When news of Steam Direct sprouting up, people immediately started clamboring for high entry fees to publish a game. This worried me for a lot of reasons. This is not just a "drop in the bucket" for smaller companies. Nor is there ever any guarantee a good game will sell.
Anyone hoping for ~$1K Greenlight fees, you are fighting for useless policies and are killing smaller devs.
Games such as Boson X, Assault Android Cactus, Electronic Super Joy and Waveform, which, though not masterpieces, are genuinely great and interesting games that would have NEVER been on Steam with such a high bar to hurdle. They have either low prices or small member counts and not much funding.

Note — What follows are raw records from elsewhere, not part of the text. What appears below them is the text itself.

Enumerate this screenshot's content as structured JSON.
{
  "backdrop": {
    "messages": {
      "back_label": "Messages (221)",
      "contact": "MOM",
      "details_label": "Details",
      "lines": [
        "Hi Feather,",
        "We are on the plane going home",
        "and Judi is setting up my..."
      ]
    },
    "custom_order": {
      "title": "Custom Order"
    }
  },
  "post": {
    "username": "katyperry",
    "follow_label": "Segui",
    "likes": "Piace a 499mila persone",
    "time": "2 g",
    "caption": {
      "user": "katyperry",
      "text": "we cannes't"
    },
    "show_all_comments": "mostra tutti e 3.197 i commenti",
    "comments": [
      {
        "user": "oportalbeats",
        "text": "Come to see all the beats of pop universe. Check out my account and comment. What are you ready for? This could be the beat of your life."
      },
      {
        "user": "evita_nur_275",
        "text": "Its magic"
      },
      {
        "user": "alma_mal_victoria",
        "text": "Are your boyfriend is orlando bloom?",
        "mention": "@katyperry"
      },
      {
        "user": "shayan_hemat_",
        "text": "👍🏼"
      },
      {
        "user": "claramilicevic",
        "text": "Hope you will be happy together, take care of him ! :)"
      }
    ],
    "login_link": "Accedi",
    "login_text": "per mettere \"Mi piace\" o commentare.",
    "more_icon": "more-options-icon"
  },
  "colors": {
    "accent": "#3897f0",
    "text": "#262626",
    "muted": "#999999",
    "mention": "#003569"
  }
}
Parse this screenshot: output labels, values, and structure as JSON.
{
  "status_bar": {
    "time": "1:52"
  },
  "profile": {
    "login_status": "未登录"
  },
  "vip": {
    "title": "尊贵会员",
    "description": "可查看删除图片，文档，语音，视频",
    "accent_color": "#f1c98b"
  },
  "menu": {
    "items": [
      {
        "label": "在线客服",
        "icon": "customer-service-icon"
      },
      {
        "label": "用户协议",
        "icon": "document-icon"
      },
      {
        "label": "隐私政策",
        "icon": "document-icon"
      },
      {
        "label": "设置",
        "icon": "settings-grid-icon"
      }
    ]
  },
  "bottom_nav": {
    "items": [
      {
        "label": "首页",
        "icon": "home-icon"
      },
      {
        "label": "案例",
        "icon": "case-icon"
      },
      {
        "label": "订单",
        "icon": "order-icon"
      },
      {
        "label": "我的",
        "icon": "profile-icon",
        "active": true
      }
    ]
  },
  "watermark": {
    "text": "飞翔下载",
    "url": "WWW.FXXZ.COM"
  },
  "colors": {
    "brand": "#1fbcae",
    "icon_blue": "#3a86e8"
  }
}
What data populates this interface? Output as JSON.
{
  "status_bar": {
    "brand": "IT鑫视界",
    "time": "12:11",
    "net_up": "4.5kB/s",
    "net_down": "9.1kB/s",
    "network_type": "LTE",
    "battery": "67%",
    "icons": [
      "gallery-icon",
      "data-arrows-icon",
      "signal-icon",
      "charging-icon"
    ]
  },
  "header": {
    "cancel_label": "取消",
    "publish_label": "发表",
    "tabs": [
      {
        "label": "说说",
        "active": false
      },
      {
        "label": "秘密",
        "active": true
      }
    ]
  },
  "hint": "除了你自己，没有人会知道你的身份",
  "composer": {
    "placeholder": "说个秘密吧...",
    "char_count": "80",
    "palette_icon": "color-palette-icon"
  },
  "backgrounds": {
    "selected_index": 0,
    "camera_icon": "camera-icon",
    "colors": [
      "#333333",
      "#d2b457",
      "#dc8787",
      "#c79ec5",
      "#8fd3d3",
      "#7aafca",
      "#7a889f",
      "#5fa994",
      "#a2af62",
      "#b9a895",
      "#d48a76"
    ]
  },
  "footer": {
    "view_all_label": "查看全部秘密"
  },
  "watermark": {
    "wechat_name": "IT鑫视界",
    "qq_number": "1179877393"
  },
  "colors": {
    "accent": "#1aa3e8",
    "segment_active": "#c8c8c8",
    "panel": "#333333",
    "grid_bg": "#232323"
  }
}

Modern indie hits suck as Undertale and Stardew Valley would have never reached Steam - Undertale raised $51k on kickstarter. That's quite a considerable chunk of budget to drop on getting on Steam.
Games like Bastion, Fez, and Braid likely may have never made it on the PC if they had to contend with the prices people are suggesting today. Of course they started off on consoles, but it's rather obvious that Greenlight is the way for an indie game to launch these days.
Steam is also host to some AMAZING free games - BallisticNG, Princess Remedy in a World of Hurt, You Have to Win the Game, Electric Highways, etc. etc. etc. These games aren't just "Free To Play"- they are free, as in 100% bona fide, no money ever spent. 100 dollars is reasonable enough for a passion project such as these to make it onto Steam. I guarantee you, however, that 1k or above would kill these works.
Finally, you're killing prospective game developers, such as me, who have nothing to work with yet as it comes to budget. Sure, I have a long way to go to have a game I'd be proud enough to put on a marketplace like Steam, but when I get started on a large project, it'll be 100% out of passion. I will NOT have the budget to pay such a high price as this. It's absolutely unreasonable.
Higher fees aren't going to help. Budget does not guarantee validity of a game- we've seen AAA companies put out massive cashgrabs (Konami), and we've seen solo devs work with no budget on something they're incredibly passionate about (Cave Story, Undertale, OneShot, etc.) It's akin to extortion and will not fix the real problems with Greenlight - bots gaming the system, developers bribing for good coverage and Greenlight votes, lack of any internal review of the final release before it goes gold. They'll keep going, just with more powerful cashgrabs and more clever scam artists.
I beg of you, Valve, please don't kill the small dudes.